La population ne comprend pas pourquoi Guy Turcotte n'a pas écopé de 25 ans de pénitencier pour le meurtre de ses deux enfants.

Certains prétendent que l'indignation des citoyens est attribuable à la forte médiatisation du procès et des principaux protagonistes. Je ne suis pas d'accord. Le principe d'une justice publique a toujours existé au Canada. Il est basé sur un principe fondamental voulant que le système judiciaire conserve la confiance de la population. Encore faut-il que le peuple sache ce qui se passe dans les salles de cour.

Les médias n'existent pas que pour rapporter les thèses des parties au procès. Ils sont là aussi pour relayer les explications des avocats de la défense, de leurs associations, du Barreau et des groupes travaillant en santé mentale, pour peu qu'ils croient encore possible d'expliquer au public l'étrange verdict de non-responsabilité criminelle dont Turcotte a bénéficié. Or, tous ces lobbies d'ordinaire loquaces sont demeurés silencieux depuis le prononcé du verdict, le 5 juillet 2011.
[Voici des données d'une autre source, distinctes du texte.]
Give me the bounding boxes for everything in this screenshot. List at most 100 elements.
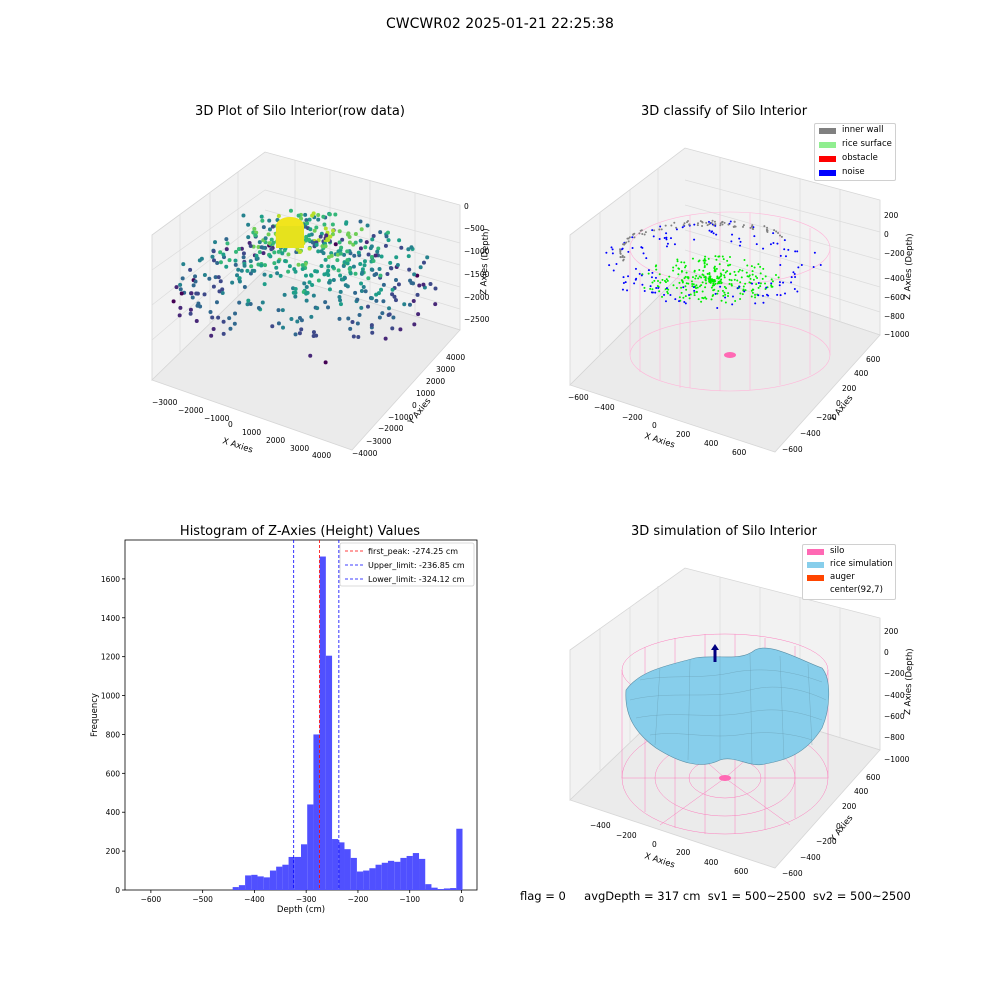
noise-point (724, 296, 727, 299)
rice-surface-point (728, 282, 731, 285)
data-point (311, 293, 316, 298)
noise-point (640, 246, 643, 249)
rice-surface-point (718, 263, 721, 266)
noise-point (678, 300, 681, 303)
rice-surface-point (712, 282, 715, 285)
y-tick: 400 (854, 787, 869, 796)
data-point (295, 319, 300, 324)
noise-point (714, 292, 717, 295)
panel1-zlabel: Z Axies (Depth) (479, 228, 491, 295)
data-point (281, 325, 286, 330)
data-point (267, 241, 272, 246)
noise-point (612, 269, 615, 272)
hist-bar (232, 887, 239, 890)
data-point (293, 269, 298, 274)
rice-surface-point (711, 280, 714, 283)
inner-wall-point (697, 222, 700, 225)
data-point (393, 277, 398, 282)
data-point (314, 225, 319, 230)
rice-surface-point (736, 279, 739, 282)
legend-swatch-rice-surface (819, 142, 836, 148)
rice-surface-point (672, 266, 675, 269)
data-point (216, 315, 221, 320)
z-tick: −800 (884, 733, 905, 742)
noise-point (819, 264, 822, 267)
data-point (388, 260, 393, 265)
rice-surface-point (695, 284, 698, 287)
data-point (330, 222, 335, 227)
y-tick: 1600 (101, 575, 120, 584)
inner-wall-point (660, 228, 663, 231)
data-point (376, 291, 381, 296)
data-point (384, 234, 389, 239)
rice-surface-point (730, 283, 733, 286)
data-point (263, 263, 268, 268)
data-point (394, 255, 399, 260)
rice-surface-point (689, 293, 692, 296)
rice-surface-point (693, 294, 696, 297)
x-tick: 4000 (312, 451, 331, 460)
noise-point (736, 287, 739, 290)
inner-wall-point (773, 229, 776, 232)
data-point (386, 238, 391, 243)
data-point (318, 234, 323, 239)
data-point (323, 360, 328, 365)
x-tick: −500 (192, 895, 213, 904)
data-point (299, 216, 304, 221)
noise-point (664, 300, 667, 303)
data-point (324, 233, 329, 238)
inner-wall-point (777, 232, 780, 235)
noise-point (663, 293, 666, 296)
rice-surface-point (756, 276, 759, 279)
data-point (313, 269, 318, 274)
panel1-ylabel: Y Axies (406, 396, 434, 428)
hist-bar (350, 857, 357, 890)
z-tick: 0 (884, 648, 889, 657)
data-point (178, 282, 183, 287)
inner-wall-point (626, 237, 629, 240)
data-point (327, 287, 332, 292)
z-tick: −500 (464, 224, 485, 233)
data-point (256, 306, 261, 311)
data-point (299, 327, 304, 332)
noise-point (765, 286, 768, 289)
rice-surface-point (655, 268, 658, 271)
hist-yticks: 0 200 400 600 800 1000 1200 1400 1600 (101, 575, 125, 895)
rice-surface-point (738, 268, 741, 271)
panel2-xticks: −600 −400 −200 0 200 400 600 (568, 393, 747, 457)
noise-point (714, 224, 717, 227)
inner-wall-point (624, 242, 627, 245)
data-point (374, 271, 379, 276)
noise-point (784, 292, 787, 295)
x-tick: 200 (676, 430, 691, 439)
rice-surface-point (687, 277, 690, 280)
data-point (389, 266, 394, 271)
data-point (366, 276, 371, 281)
data-point (188, 267, 193, 272)
legend-swatch-auger (807, 575, 824, 581)
rice-surface-point (714, 255, 717, 258)
data-point (210, 315, 215, 320)
data-point (193, 274, 198, 279)
data-point (246, 298, 251, 303)
z-tick: −1000 (884, 755, 910, 764)
inner-wall-point (713, 220, 716, 223)
noise-point (765, 293, 768, 296)
x-tick: 0 (459, 895, 464, 904)
data-point (233, 258, 238, 263)
rice-surface-point (752, 288, 755, 291)
noise-point (712, 232, 715, 235)
inner-wall-point (633, 236, 636, 239)
panel2-ylabel: Y Axies (828, 393, 856, 425)
rice-surface-point (683, 266, 686, 269)
rice-surface-point (726, 270, 729, 273)
hist-bar (394, 861, 401, 890)
data-point (385, 272, 390, 277)
legend-label: Lower_limit: -324.12 cm (368, 575, 465, 584)
data-point (383, 243, 388, 248)
data-point (322, 272, 327, 277)
data-point (249, 264, 254, 269)
data-point (337, 240, 342, 245)
data-point (309, 273, 314, 278)
noise-point (665, 287, 668, 290)
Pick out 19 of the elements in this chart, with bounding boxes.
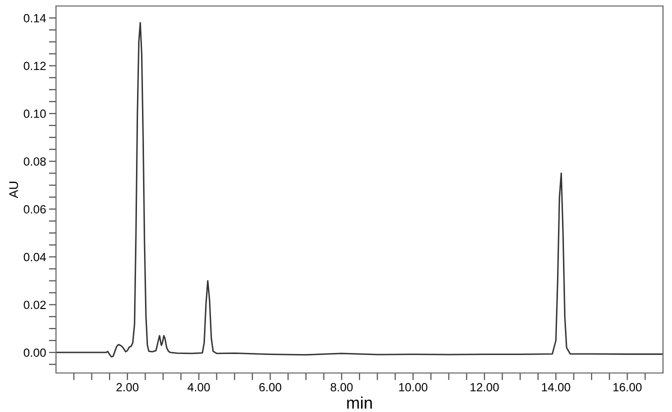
y-tick-label: 0.14 — [24, 14, 46, 22]
x-tick-label: 10.00 — [399, 383, 428, 392]
x-tick-label: 14.00 — [542, 383, 570, 392]
y-tick-label: 0.02 — [24, 300, 46, 310]
y-tick-label: 0.04 — [24, 252, 46, 262]
x-tick-label: 2.00 — [116, 383, 138, 392]
x-tick-label: 8.00 — [330, 383, 353, 392]
line-series — [56, 22, 663, 358]
y-tick-label: 0.08 — [24, 157, 46, 166]
x-tick-label: 6.00 — [259, 383, 282, 392]
y-axis-title: AU — [9, 182, 18, 198]
y-tick-label: 0.00 — [24, 348, 46, 357]
x-axis-title: min — [347, 396, 372, 409]
y-tick-label: 0.10 — [24, 110, 46, 118]
x-tick-label: 4.00 — [188, 383, 210, 392]
x-tick-label: 16.00 — [613, 383, 642, 392]
y-tick-label: 0.12 — [24, 62, 46, 70]
y-tick-label: 0.06 — [24, 205, 46, 214]
x-tick-label: 12.00 — [470, 383, 499, 392]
Les procès devant jury ont ceci de particulier qu'aucune motivation écrite ou verbale n'est fournie par le juge et le jury pour expliquer publiquement le verdict. La preuve n'est pas non plus entièrement accessible au grand public. Seuls les jurés l'ont eue au complet. C'est sans doute une des raisons pour lesquelles des dizaines de questions demeurent sans réponses. Suffisamment en tout cas pour expliquer la grogne.

Ainsi, on se demande comment Turcotte n'a pu comprendre la nature des gestes qu'il posait alors qu'il assenait 27 coups de lame à son fils Olivier, 4 ans, dont sept l'ont été aux mains et aux poignets, signe que l'enfant s'est vigoureusement défendu. Et le sang d'Olivier sur la poignée de porte d'Anne-Sophie qui s'apprêtait à son tour à en recevoir 19 n'infère-t-il pas son intention ferme d'en finir avec elle aussi? Comment croire que pendant tout ce temps, Turcotte n'ait pu distinguer le bien du mal? Et ses déclarations spontanées aux policiers qui ont découvert l'horreur le matin du 21 février 2009 et au personnel soignant? Les explications fournies n'étaient-elles pas celles d'un homme lucide en tout temps?

Tout le monde comprend qu'un déséquilibré psychotique puisse blesser ou tuer sans le réaliser. Mais on est loin du cardiologue d'expérience, imprégné de prestige, l'incarnation du modèle social parfait qui sauve des vies par centaines. Turcotte invoque un trouble d'adaptation à sa séparation récente pour justifier sa perte d'intention coupable lors des meurtres. Même ici, de nombreux psychiatres vous diront ne pas y retrouver leurs petits.

Peu de temps après le verdict, Turcotte lui-même a alimenté le cynisme. Hormis le moment précis où il a tué Olivier et Anne-Sophie, il s'est toujours glorifié d'un esprit vif et totalement fonctionnel. À peine six mois après le verdict, il clamait devant la Commission d'examen des troubles mentaux «ne plus être un risque pour personne». Il se disait même apte à refaire sa vie familiale et à pratiquer à nouveau la médecine.

Le 12 décembre dernier, il était libéré par la Commission malgré le fait que les trois commissaires aient conclu unanimement qu'il présentait toujours «un risque important pour la sécurité du public». Le principal intéressé, triomphant, n'en voyait aucun.

Dans quelques mois, la Cour d'appel aura à décider si le juge qui a présidé le procès a erré en omettant d'informer le jury du fait que l'état mental de Turcotte était dû, en partie du moins, à une intoxication volontaire au méthanol. Entre autres motifs d'appel, la Couronne allègue qu'un accusé ne peut s'intoxiquer volontairement et ensuite plaider son état pour se défendre. Voilà qui tombe sous le sens et qui a le mérite d'être clair, même pour le citoyen ordinaire.

Devant la prolifération des recours à l'article 16 du Code criminel, particulièrement au Québec, le sénateur Pierre-Hugues Boisvenu a fait savoir de son côté que le gouvernement fédéral entendait réexaminer cette disposition qui introduit la notion mentale de responsabilité criminelle. Fort bien. S'il faut souhaiter à court terme que la poursuite réussisse à convaincre la Cour d'appel (ou éventuellement la Cour suprême) que Guy Turcotte a été l'artisan de son propre malheur, une révision publique et approfondie de l'article 16 s'avère également nécessaire si l'on tient vraiment à assurer la confiance du public dans notre système de justice criminelle.

En réponse à ceux qui pourraient être tentés de disculper les meurtres de leurs enfants au profit du méthanol, de l'alcool, des drogues ou autres substances aliénantes, souhaitons que le gouvernement Harper passe vite de la parole aux actes.